AI may change security testing but we will still be security experts.

For example, a query previously might have used parameters like "id=3&project=s4e&user=admin&tools=dns", whereas now it could be more natural language like "Can you fetch the DNS scan results for the admin user related to the s4e project?". 

This will require security experts to interact more with AI and develop new skills.

Next, let's look at the security of AI models.

Securing AI models: OWASP Top 10 for LLM 

Testing AI models is a crucial step to ensure their robustness and reliability.

 Large Language Models (LLMs) present unique security challenges and attack vectors. 

To address these, OWASP has identified and categorized the top risks associated with LLMs. Understanding these risks is essential for securing AI models effectively.

The OWASP Top 10 for LLM includes:

  1. Model Theft: Copying the AI model.
  2. Adversarial Attacks: Inputs specifically designed to deceive the AI.
  3. Model Manipulation: Altering the content of the model.
  4. Data Poisoning: Corrupting the training data.
  5. Model Inversion: Inferring original data from the model's outputs.
  6. Privacy Risk: Exposure of personal information.
  7. Misleading Model Performance: Misrepresentation of the model's performance.
  8. Algorithmic Bias: AI bias against certain groups.
  9. Security Vulnerabilities: Security flaws in AI software.
  10. Model Reliability: Inconsistent and unreliable AI results. (OWASP)
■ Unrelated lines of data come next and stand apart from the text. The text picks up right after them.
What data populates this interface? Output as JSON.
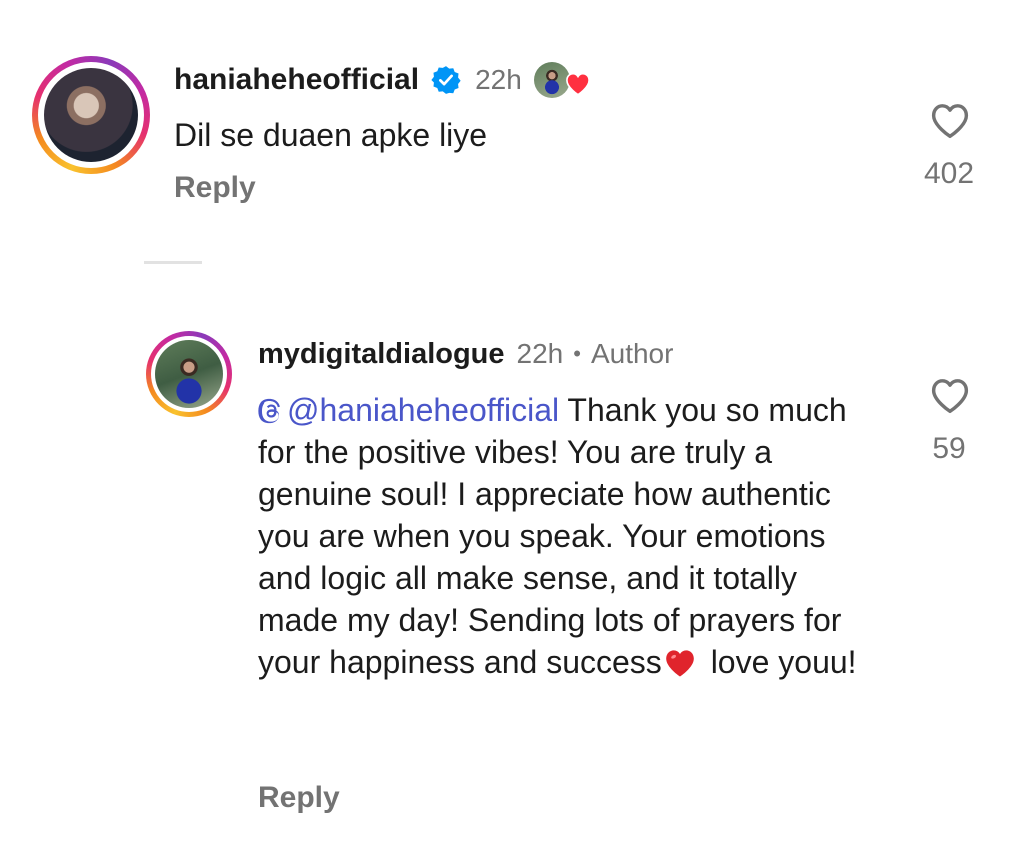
{
  "comment": {
    "username": "haniaheheofficial",
    "time": "22h",
    "text": "Dil se duaen apke liye",
    "reply_label": "Reply",
    "like_count": "402"
  },
  "reply": {
    "username": "mydigitaldialogue",
    "time": "22h",
    "separator": "•",
    "author_tag": "Author",
    "mention": "@haniaheheofficial",
    "text_part1": " Thank you so much for the positive vibes! You are truly a genuine soul! I appreciate how authentic you are when you speak. Your emotions and logic all make sense, and it totally made my day! Sending lots of prayers for your happiness and success",
    "text_part2": " love youu!",
    "reply_label": "Reply",
    "like_count": "59"
  },
  "icons": {
    "verified": "verified-badge-icon",
    "like": "heart-outline-icon",
    "liked_by_author": "heart-filled-icon",
    "threads_mention": "threads-icon"
  },
  "colors": {
    "verified_blue": "#0095f6",
    "heart_red": "#ff3040",
    "mention_blue": "#4a56c9",
    "secondary_text": "#737373"
  }
}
Companies Approaches on AI

According to the "Creating Effective AI Policy" section from ISC2, the graphics show:

  • 80% of companies plan to integrate AI into their cybersecurity strategies.
  • 60% state that AI holds a significant place in their security budgets.
  • 50% use AI in threat detection and response processes.

Only 27% of surveyed organizations have a formal policy on the safe and ethical use of AI, and only 15% have policies covering securing and deploying AI technology. Around 39% are still developing their AI policies, while 18% have no plans to create one.

When it comes to allowing access to generative AI tools, 12% of companies have blocked all access, 32% allow some access, and 29% allow full access. About 17% are not discussing the issue at all​ (ISC2)​.